While many of you in the USA will be nursing PBS hangovers, we are celebrating Vappu, or Finnish May Day.
It is a national holiday, and the main focus is on spring. Everyone turns out to the parks to picnic, wearing their white graduation caps. Traditional foods include herring, sausages, homemade doughnuts and sima, a fruity homemade near-beer (it translates as mead, if that does something for you). As usual, there is also plenty of real alcohol flowing. It’s a jolly day to enjoy the approach of summer and kick back with your family.
But there is also the political aspect of May Day. The Communists march, the Socialists have big rally in the main square, and even the Center Party makes sure the workers know they’re loved and appreciated. It’s great fun.
I love this stuff.
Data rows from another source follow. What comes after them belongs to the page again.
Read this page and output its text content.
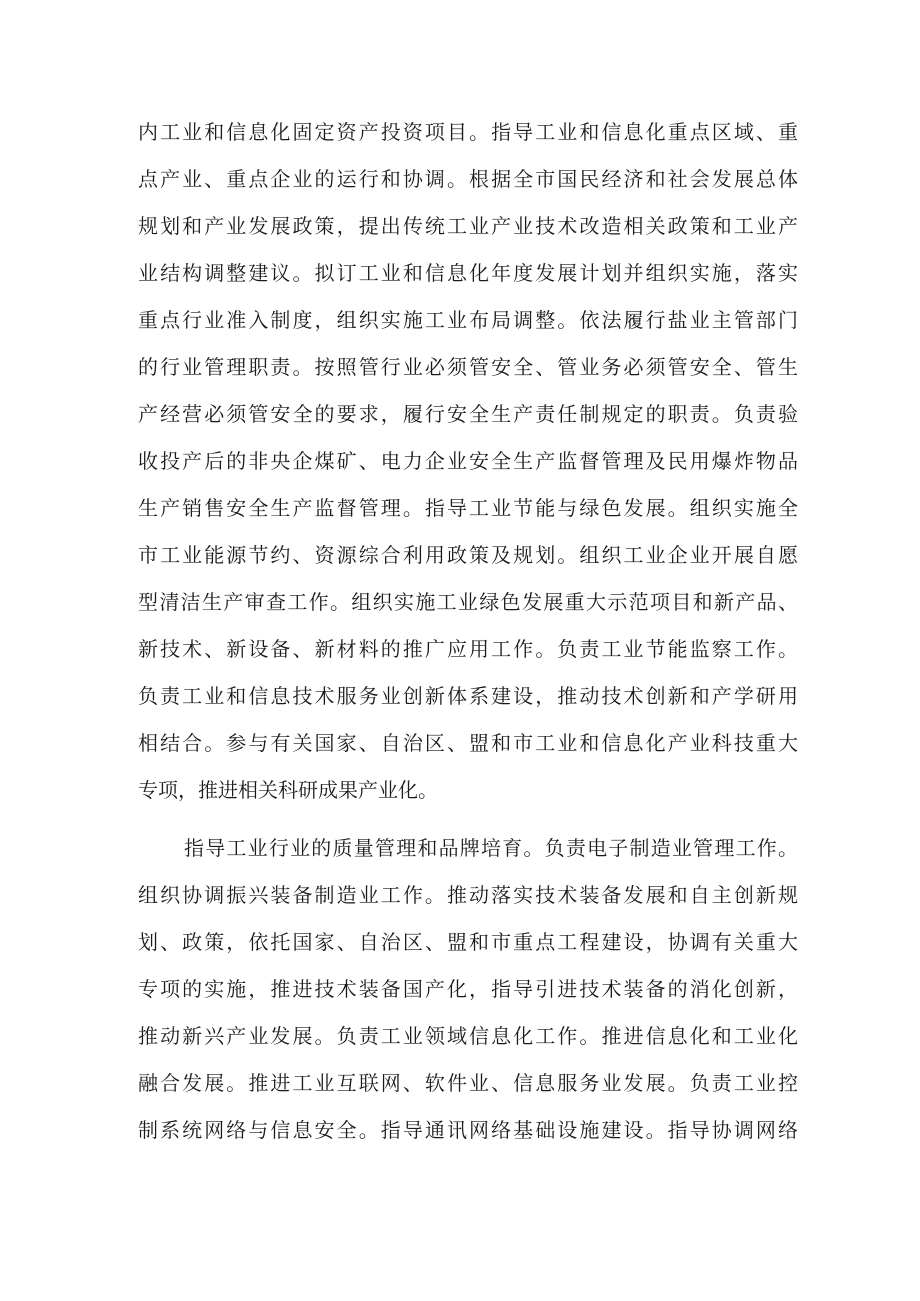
内工业和信息化固定资产投资项目。指导工业和信息化重点区域、重
点产业、重点企业的运行和协调。根据全市国民经济和社会发展总体
规划和产业发展政策，提出传统工业产业技术改造相关政策和工业产
业结构调整建议。拟订工业和信息化年度发展计划并组织实施，落实
重点行业准入制度，组织实施工业布局调整。依法履行盐业主管部门
的行业管理职责。按照管行业必须管安全、管业务必须管安全、管生
产经营必须管安全的要求，履行安全生产责任制规定的职责。负责验
收投产后的非央企煤矿、电力企业安全生产监督管理及民用爆炸物品
生产销售安全生产监督管理。指导工业节能与绿色发展。组织实施全
市工业能源节约、资源综合利用政策及规划。组织工业企业开展自愿
型清洁生产审查工作。组织实施工业绿色发展重大示范项目和新产品、
新技术、新设备、新材料的推广应用工作。负责工业节能监察工作。
负责工业和信息技术服务业创新体系建设，推动技术创新和产学研用
相结合。参与有关国家、自治区、盟和市工业和信息化产业科技重大
专项，推进相关科研成果产业化。
指导工业行业的质量管理和品牌培育。负责电子制造业管理工作。
组织协调振兴装备制造业工作。推动落实技术装备发展和自主创新规
划、政策，依托国家、自治区、盟和市重点工程建设，协调有关重大
专项的实施，推进技术装备国产化，指导引进技术装备的消化创新，
推动新兴产业发展。负责工业领域信息化工作。推进信息化和工业化
融合发展。推进工业互联网、软件业、信息服务业发展。负责工业控
制系统网络与信息安全。指导通讯网络基础设施建设。指导协调网络
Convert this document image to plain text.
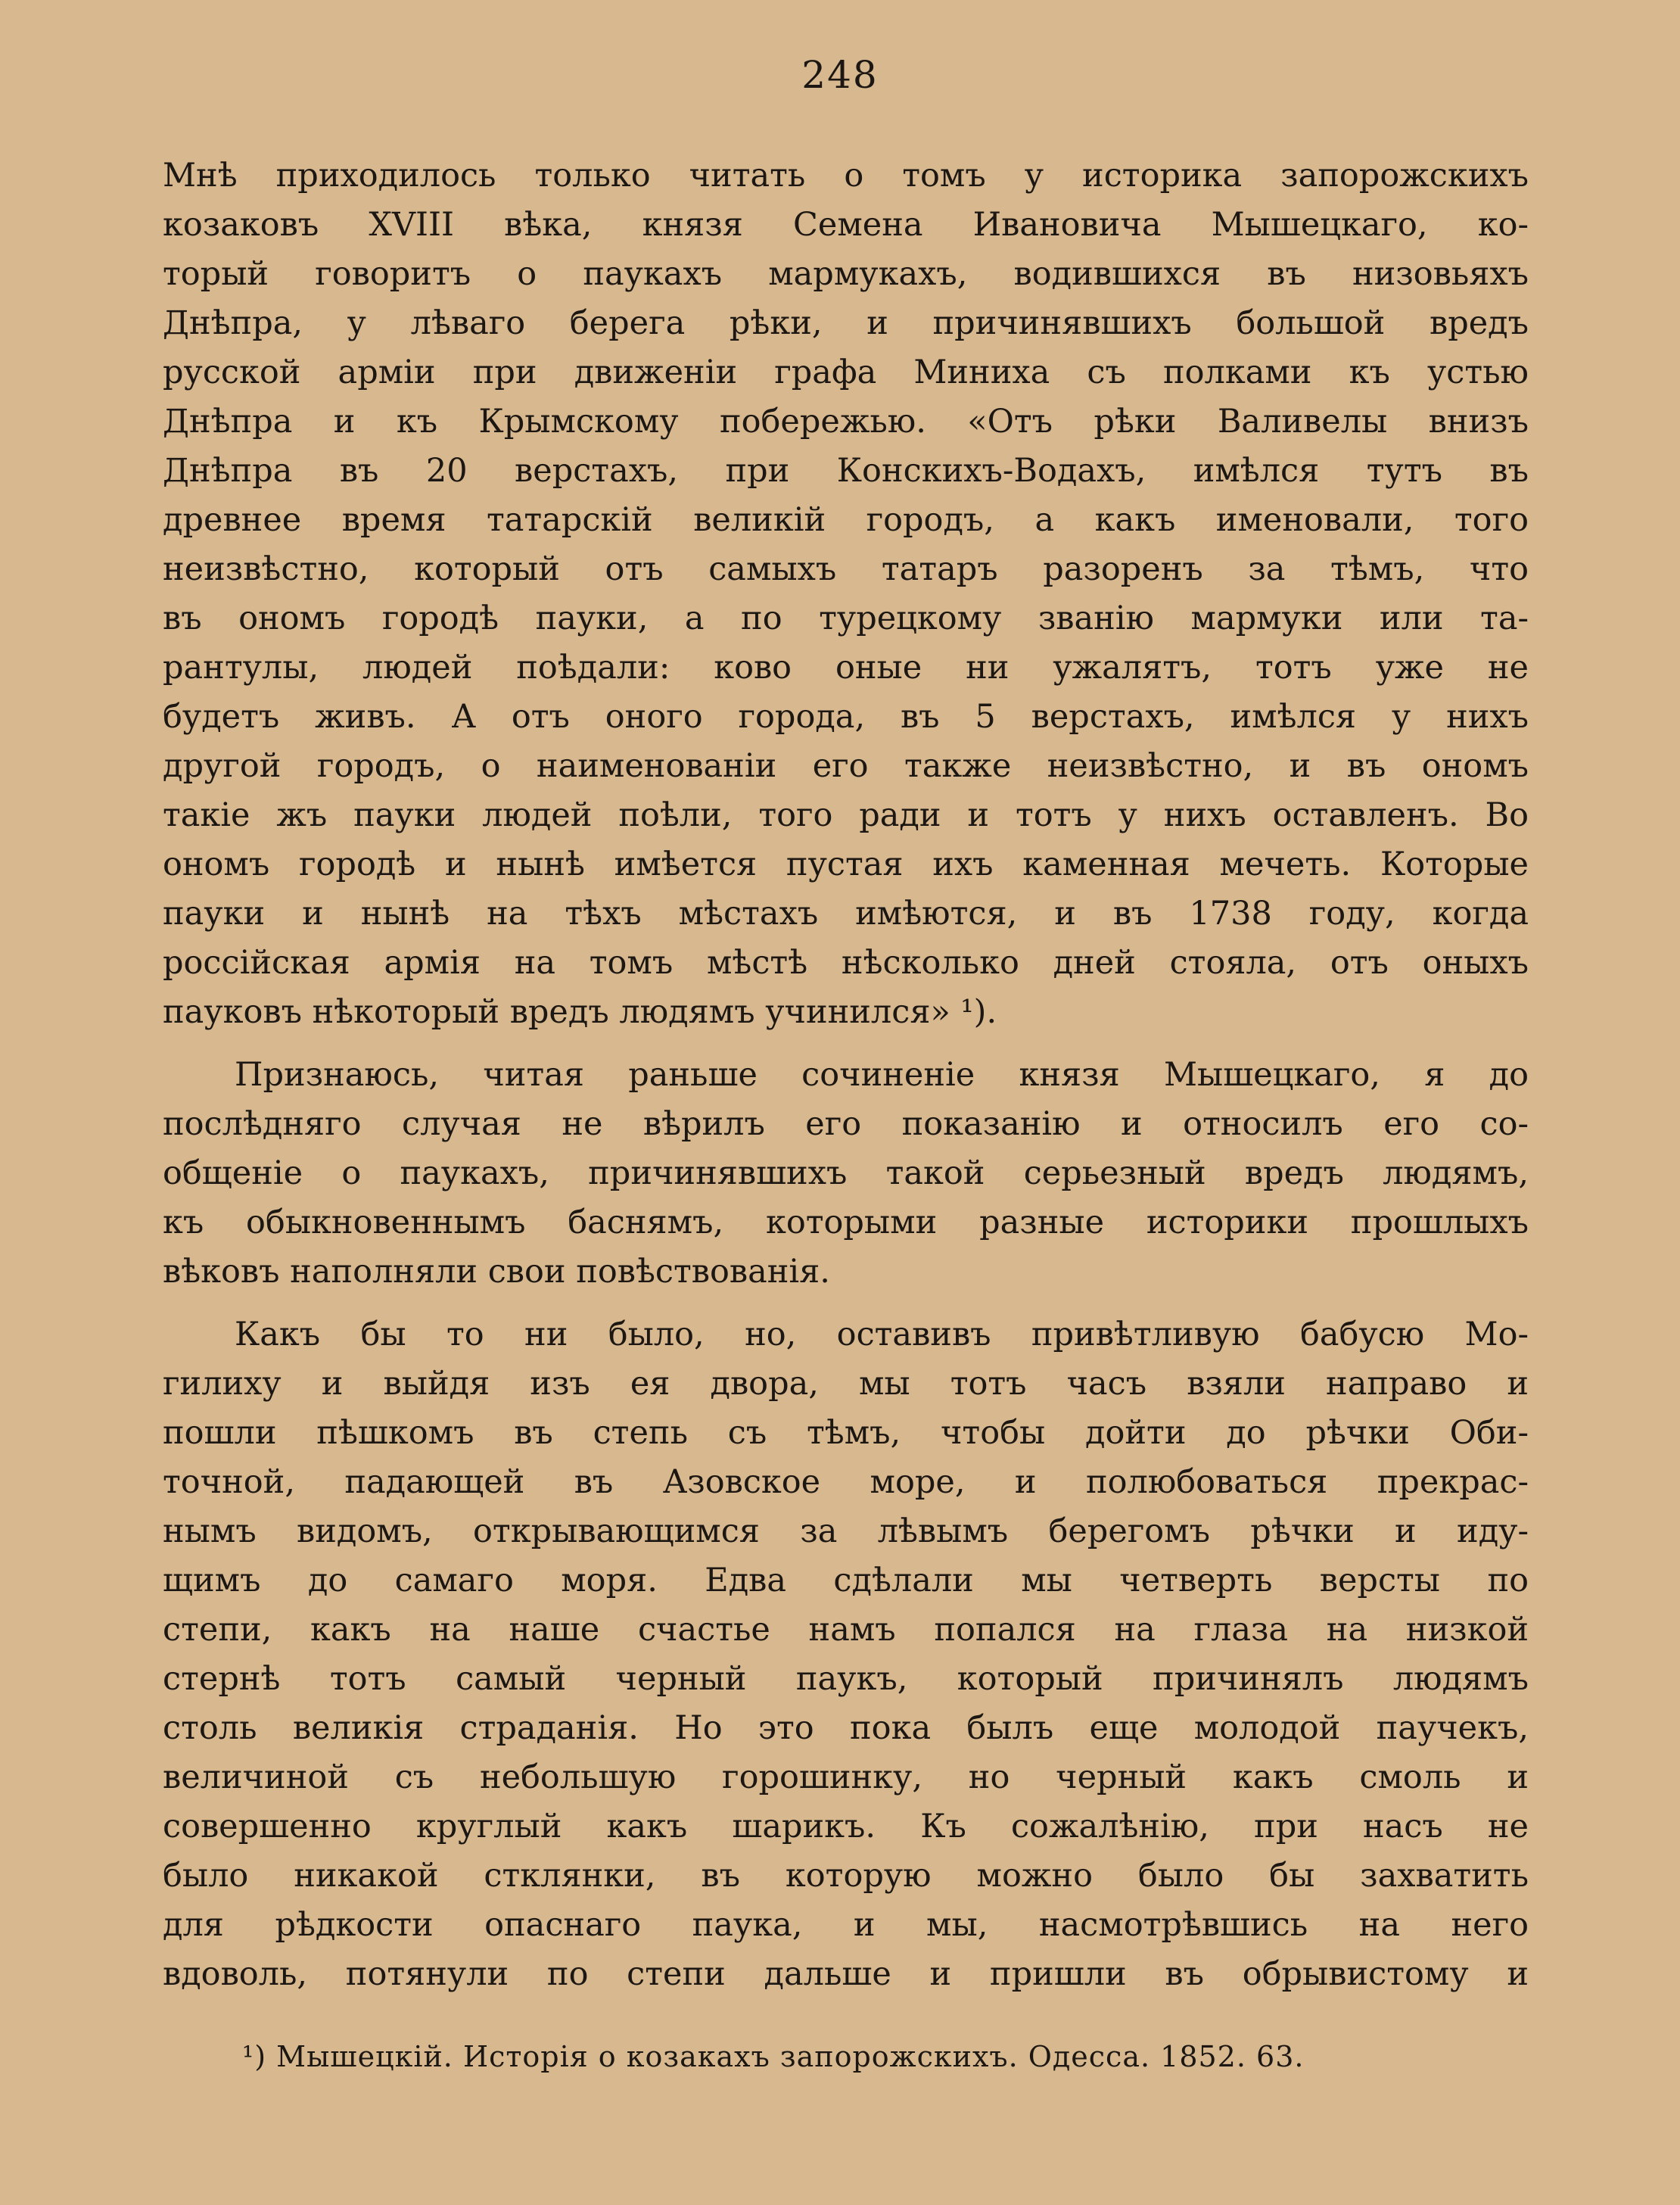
248
Мнѣ приходилось только читать о томъ у историка запорожскихъ
козаковъ XVIII вѣка, князя Семена Ивановича Мышецкаго, ко-
торый говоритъ о паукахъ мармукахъ, водившихся въ низовьяхъ
Днѣпра, у лѣваго берега рѣки, и причинявшихъ большой вредъ
русской арміи при движеніи графа Миниха съ полками къ устью
Днѣпра и къ Крымскому побережью. «Отъ рѣки Валивелы внизъ
Днѣпра въ 20 верстахъ, при Конскихъ-Водахъ, имѣлся тутъ въ
древнее время татарскій великій городъ, а какъ именовали, того
неизвѣстно, который отъ самыхъ татаръ разоренъ за тѣмъ, что
въ ономъ городѣ пауки, а по турецкому званію мармуки или та-
рантулы, людей поѣдали: ково оные ни ужалятъ, тотъ уже не
будетъ живъ. А отъ оного города, въ 5 верстахъ, имѣлся у нихъ
другой городъ, о наименованіи его также неизвѣстно, и въ ономъ
такіе жъ пауки людей поѣли, того ради и тотъ у нихъ оставленъ. Во
ономъ городѣ и нынѣ имѣется пустая ихъ каменная мечеть. Которые
пауки и нынѣ на тѣхъ мѣстахъ имѣются, и въ 1738 году, когда
россійская армія на томъ мѣстѣ нѣсколько дней стояла, отъ оныхъ
пауковъ нѣкоторый вредъ людямъ учинился» ¹).
Признаюсь, читая раньше сочиненіе князя Мышецкаго, я до
послѣдняго случая не вѣрилъ его показанію и относилъ его со-
общеніе о паукахъ, причинявшихъ такой серьезный вредъ людямъ,
къ обыкновеннымъ баснямъ, которыми разные историки прошлыхъ
вѣковъ наполняли свои повѣствованія.
Какъ бы то ни было, но, оставивъ привѣтливую бабусю Мо-
гилиху и выйдя изъ ея двора, мы тотъ часъ взяли направо и
пошли пѣшкомъ въ степь съ тѣмъ, чтобы дойти до рѣчки Оби-
точной, падающей въ Азовское море, и полюбоваться прекрас-
нымъ видомъ, открывающимся за лѣвымъ берегомъ рѣчки и иду-
щимъ до самаго моря. Едва сдѣлали мы четверть версты по
степи, какъ на наше счастье намъ попался на глаза на низкой
стернѣ тотъ самый черный паукъ, который причинялъ людямъ
столь великія страданія. Но это пока былъ еще молодой паучекъ,
величиной съ небольшую горошинку, но черный какъ смоль и
совершенно круглый какъ шарикъ. Къ сожалѣнію, при насъ не
было никакой стклянки, въ которую можно было бы захватить
для рѣдкости опаснаго паука, и мы, насмотрѣвшись на него
вдоволь, потянули по степи дальше и пришли въ обрывистому и
¹) Мышецкій. Исторія о козакахъ запорожскихъ. Одесса. 1852. 63.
It reminds me of my grandfather, who was a 1930s Wisconsin Socialist and raised his family on the necessity and correctness of labor unions. In turn, my father made sure we kids knew about the glorious struggles of the working man and woman, and both of my parents, in addition to being very active in the church, were active in the teacher’s union. Feel free to gasp.
I always assumed that the Mormon aversion to labor unions was part of the general conservative position of most church members, which my parents generally took in stride. I was surprised to find that general conference talks were given in the 1930s and 40s against closed shops, and that in 1965 the First Presidency sent Mormon legislators a letter urging them to vote for a bill that would safeguard so-called ‘right to work’ laws. 
The doctrinal support for such a position is weak, to say the least. The rationale is that union security in contracts violates free agency. (I have not seen the original talk or letter, so free agency might be used as a labor term, not a doctrinal one.) I would suggest this is a limited and politically expedient use of the doctrine of agency. Employers impose all kinds of restrictions on their employees that limit their choices much more than a closed shop.
I look skeptically on a church leader speaking about labor issues: the church was, directly and indirectly, a major employer in Utah, so they have had an economic interest in minimizing the power of labor unions. On top of that, most church members and leaders in the USA are middle class and don’t face the issues which strong labor unions address, or they benefit from a lack of labor organization. While anti-union messages have dried up since the 1960s, it is an element of Mormon culture still going strong.
Mind you, there are valid economic and historical arguments against labor unions … that’s a different discussion. I just question the doctrinal argument.
Anyhow, something to think about on the International Workers’ Day. Enjoy.